The Lord has retraced our painful steps as He trod the via dolorosa to the cross. The Lord has retraced our painful steps as he suffered the results of our iniquity in His passion, bearing the stripes that were given for our healing. The Lord has retraced our painful steps as he “poured out His soul unto death” on the Place of a Skull, bearing our sins, in fact, being sin for us, “that we might become the righteousness of God in Him.”

The steps were also retraced as blood and water issued from his riven side. For blood and water issues when sinful men are born, as our mothers suffer Eden’s curse of pain in childbearing. Instead of a birth, this blood and water from the side of our Blessed Lord is at His death. Blood is what came out of righteous Abel as he lay dying at the hand of His angry brother. Water became the instrument of death of everyone in the world, except for eight righteous people, at the hands of a righteously angry God. But on this Good Friday, this blood and water from the body of Christ are physical manifestations of death. And by this death, we have life. For in baptismal water, we partake our Lord’s death so that we might have life. In the blood of the New Testament, we proclaim the Lord’s death for our redemption as we drink this blood and eat the Body of Christ for the forgiveness of sins. The water and the blood have become manifestations of life.

Again, the steps have been retraced. Death has been undone and converted to life. The lost have been found. The broken have been restored.

Finally, our Blessed Lord is laid in a tomb, the most unnatural place in all of creation. The tomb is a location of death, of decay, of sadness. But we can see where this great divine retracing of steps is headed.

For just as the cross, a symbol of pain and death, is today a symbol of renewal and life, the tomb will likewise be transformed after our Lord spends His Sabbath rest in victory over the serpent, having not only retraced our steps, but having stepped upon the head of the devil, finding the lost, and drawing life out of death.

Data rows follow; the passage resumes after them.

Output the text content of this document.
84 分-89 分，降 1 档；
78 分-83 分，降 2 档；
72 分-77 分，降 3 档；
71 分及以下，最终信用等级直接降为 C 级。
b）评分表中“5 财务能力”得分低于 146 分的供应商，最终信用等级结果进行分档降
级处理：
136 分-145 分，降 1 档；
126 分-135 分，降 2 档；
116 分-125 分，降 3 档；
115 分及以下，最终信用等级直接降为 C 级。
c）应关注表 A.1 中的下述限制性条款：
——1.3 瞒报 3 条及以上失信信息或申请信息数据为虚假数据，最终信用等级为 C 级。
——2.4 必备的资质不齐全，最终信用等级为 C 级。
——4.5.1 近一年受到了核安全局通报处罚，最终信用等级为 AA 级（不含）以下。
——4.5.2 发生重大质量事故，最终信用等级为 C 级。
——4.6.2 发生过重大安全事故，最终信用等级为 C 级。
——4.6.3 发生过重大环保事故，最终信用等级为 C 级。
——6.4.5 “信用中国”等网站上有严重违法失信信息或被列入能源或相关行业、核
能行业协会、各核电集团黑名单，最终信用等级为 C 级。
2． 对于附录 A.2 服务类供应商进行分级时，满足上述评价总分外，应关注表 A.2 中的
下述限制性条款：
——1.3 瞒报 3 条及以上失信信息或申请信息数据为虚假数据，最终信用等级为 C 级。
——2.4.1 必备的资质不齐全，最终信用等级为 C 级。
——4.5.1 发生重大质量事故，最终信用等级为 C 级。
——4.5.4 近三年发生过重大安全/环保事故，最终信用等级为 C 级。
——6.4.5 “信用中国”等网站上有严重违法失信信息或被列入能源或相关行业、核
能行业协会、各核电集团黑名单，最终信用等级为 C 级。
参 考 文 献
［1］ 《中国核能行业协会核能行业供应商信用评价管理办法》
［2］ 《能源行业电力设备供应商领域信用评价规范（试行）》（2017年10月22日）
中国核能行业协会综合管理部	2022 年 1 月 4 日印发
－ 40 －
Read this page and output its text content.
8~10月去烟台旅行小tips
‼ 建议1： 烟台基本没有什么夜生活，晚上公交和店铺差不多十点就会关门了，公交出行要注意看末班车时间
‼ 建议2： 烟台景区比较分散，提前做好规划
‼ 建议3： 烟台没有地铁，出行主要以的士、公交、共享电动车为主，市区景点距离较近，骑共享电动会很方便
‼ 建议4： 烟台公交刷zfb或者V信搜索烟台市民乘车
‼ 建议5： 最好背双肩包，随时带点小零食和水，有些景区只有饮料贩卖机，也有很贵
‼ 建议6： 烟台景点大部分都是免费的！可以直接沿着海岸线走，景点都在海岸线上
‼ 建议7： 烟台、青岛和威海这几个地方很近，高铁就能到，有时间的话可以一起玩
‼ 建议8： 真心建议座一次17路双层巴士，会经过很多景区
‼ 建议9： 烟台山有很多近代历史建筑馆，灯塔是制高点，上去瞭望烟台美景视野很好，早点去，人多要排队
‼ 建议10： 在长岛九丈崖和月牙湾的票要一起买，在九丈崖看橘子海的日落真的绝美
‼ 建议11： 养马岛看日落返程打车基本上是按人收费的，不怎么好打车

In our sinfulness, we lost everything. We lost our perfect existence, our eternal health, our unchallenged position of dominion over the world. Worst of all, we lost the communion we had with our Creator. And yet, Good Friday saw all of that undone. In Jesus Christ, creation once more has a perfect Man, an eternal Man, One with an unchallenged position of dominion over all things. And through that one Man, we again have communion with our Creator.

The steps have been retraced. The lost have been found. The loving Father has repaired the damage of His children. And as good as this day is, the best is yet to come. Amen.

In the name of the Father and of the + Son and of the Holy Spirit.” Amen.